The air freight market to and from New Zealand is estimated to be worth more than NZ$400 million annually, and total revenue over the period of the agreement is believed to be almost NZ$3 billion. Any airlines convicted face whichever penalty is the highest of NZ$10 million, three times the commercial gain or 10% of the group's annual turnover.
The Commission has limited its investigation to those carriers with the greatest impact on New Zealand, along with the "most culpable individuals."
In a statement, the watchdog said "some airlines are cooperating with the Commission and an early resolution may be possible," although these have not been named.
The investigation is part of a worldwide case that potentially involves 60 airlines, and the airlines are under similar scrutiny by other competition watchdogs including the US Department of Justice, the Australian Competition and Consumer Commission and the European Commission.

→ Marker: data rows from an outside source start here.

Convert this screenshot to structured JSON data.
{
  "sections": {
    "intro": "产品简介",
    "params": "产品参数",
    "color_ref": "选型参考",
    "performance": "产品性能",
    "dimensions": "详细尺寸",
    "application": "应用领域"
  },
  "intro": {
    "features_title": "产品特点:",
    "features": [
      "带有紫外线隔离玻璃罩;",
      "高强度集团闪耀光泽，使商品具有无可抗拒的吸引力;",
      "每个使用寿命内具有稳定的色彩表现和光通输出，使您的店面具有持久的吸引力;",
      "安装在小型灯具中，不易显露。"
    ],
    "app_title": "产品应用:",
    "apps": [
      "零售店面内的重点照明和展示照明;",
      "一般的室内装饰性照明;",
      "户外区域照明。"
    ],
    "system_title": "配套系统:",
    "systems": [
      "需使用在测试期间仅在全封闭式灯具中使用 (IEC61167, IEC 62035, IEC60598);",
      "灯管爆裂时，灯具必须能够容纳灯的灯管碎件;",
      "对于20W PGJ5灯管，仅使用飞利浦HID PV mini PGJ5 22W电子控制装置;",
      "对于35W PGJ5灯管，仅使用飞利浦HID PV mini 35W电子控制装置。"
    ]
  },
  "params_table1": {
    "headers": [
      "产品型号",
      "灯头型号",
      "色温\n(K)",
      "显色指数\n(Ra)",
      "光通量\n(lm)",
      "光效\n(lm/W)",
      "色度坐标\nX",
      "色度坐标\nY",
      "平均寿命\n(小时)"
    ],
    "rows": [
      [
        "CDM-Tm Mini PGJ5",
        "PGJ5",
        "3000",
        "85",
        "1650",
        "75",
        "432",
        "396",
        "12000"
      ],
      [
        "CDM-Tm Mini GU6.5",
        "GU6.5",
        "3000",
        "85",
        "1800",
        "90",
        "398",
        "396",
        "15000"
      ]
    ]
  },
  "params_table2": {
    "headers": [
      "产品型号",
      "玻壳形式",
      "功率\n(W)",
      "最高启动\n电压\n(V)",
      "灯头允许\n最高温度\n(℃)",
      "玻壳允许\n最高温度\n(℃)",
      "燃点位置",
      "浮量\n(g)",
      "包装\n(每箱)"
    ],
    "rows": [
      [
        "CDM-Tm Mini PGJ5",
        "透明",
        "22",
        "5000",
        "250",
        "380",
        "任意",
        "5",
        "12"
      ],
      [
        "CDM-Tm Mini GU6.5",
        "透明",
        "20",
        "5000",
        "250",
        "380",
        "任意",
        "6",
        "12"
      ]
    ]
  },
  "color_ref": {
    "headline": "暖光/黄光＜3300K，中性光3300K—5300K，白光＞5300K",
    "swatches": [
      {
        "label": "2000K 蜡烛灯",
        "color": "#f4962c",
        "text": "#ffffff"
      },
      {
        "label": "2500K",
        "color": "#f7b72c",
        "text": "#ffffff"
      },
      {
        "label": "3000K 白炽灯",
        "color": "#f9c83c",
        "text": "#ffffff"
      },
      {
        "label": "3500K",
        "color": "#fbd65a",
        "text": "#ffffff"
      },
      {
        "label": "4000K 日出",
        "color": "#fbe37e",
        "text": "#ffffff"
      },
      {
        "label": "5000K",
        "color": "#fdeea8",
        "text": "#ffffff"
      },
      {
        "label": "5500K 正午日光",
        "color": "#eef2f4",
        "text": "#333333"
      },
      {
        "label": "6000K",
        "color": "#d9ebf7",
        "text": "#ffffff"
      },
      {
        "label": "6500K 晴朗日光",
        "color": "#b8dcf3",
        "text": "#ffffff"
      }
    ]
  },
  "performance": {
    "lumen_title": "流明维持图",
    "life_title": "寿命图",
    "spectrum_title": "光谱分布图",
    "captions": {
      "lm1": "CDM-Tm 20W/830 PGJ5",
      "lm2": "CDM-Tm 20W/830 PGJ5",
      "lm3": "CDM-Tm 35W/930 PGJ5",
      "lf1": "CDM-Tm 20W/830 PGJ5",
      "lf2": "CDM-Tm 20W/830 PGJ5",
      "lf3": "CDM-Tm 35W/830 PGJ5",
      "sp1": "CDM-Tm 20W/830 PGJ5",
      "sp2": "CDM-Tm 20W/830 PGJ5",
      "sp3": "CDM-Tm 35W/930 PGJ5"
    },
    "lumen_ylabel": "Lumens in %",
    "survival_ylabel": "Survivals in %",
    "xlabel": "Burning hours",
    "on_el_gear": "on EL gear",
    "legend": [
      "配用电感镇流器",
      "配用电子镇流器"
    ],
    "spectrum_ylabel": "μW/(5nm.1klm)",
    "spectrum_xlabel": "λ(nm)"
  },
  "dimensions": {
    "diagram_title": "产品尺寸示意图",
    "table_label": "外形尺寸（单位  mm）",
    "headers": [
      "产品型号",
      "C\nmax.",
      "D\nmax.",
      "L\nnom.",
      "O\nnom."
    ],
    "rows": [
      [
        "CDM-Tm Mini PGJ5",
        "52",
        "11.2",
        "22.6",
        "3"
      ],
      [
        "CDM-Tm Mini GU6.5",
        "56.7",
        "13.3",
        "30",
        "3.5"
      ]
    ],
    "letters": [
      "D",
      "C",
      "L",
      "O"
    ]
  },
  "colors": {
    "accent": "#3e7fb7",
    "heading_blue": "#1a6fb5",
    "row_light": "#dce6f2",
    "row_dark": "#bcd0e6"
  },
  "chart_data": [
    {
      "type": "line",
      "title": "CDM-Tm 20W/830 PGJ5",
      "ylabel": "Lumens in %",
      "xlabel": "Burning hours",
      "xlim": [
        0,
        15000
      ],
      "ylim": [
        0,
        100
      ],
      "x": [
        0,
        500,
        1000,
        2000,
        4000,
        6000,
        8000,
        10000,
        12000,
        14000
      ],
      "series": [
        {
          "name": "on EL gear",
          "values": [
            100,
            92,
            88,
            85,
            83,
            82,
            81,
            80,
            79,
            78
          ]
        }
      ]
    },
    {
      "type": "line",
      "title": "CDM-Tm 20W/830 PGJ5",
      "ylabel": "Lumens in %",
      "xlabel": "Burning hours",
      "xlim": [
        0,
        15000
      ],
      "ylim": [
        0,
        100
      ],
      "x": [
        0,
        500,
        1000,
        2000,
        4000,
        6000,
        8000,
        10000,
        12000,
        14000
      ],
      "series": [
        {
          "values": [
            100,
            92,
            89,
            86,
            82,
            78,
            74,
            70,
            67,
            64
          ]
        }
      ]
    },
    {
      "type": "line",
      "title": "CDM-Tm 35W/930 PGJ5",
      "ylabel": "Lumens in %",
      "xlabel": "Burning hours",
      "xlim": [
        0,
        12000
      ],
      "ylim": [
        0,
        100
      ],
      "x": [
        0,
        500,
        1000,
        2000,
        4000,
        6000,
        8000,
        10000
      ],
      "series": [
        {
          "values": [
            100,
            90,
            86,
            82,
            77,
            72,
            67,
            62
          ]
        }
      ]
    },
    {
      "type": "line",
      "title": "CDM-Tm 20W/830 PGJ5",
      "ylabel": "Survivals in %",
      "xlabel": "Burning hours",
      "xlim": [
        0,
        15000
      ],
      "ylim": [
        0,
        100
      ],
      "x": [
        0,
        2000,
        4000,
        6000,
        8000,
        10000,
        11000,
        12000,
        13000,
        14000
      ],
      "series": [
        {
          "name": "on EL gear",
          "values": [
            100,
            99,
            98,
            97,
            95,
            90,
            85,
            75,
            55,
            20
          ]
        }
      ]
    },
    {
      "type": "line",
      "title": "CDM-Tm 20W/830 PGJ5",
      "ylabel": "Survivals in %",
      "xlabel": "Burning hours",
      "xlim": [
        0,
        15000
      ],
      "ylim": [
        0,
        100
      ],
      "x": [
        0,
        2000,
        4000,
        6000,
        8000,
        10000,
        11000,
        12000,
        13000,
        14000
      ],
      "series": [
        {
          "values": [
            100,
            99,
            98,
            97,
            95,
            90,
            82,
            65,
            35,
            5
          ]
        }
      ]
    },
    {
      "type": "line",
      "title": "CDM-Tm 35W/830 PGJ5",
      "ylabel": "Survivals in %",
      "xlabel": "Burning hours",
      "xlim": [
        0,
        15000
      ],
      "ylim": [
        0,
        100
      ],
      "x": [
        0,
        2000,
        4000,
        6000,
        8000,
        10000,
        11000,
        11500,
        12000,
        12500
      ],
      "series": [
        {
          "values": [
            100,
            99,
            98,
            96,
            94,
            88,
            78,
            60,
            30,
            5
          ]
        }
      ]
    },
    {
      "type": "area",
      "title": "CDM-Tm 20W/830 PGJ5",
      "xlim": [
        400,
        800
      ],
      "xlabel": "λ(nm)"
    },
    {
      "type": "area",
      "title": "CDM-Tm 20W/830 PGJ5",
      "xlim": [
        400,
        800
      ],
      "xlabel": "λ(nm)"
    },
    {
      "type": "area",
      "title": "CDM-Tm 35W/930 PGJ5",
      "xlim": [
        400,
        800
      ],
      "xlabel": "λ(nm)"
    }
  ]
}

The 13 companies named are: Air NZ; British Airways Plc; Cargolux International Airlines S.A; Cathay Pacific Airways Ltd.; Emirates; PT Garuda Indonesia; Japan Airlines International Co.; Korean Airlines Co.; Malaysian Airline System Berhad Ltd.; Qantas Airways Ltd.; Singapore Airlines Cargo Pte and Singapore Airlines Ltd; Thai Airways International Public Co.; United Airlines Inc.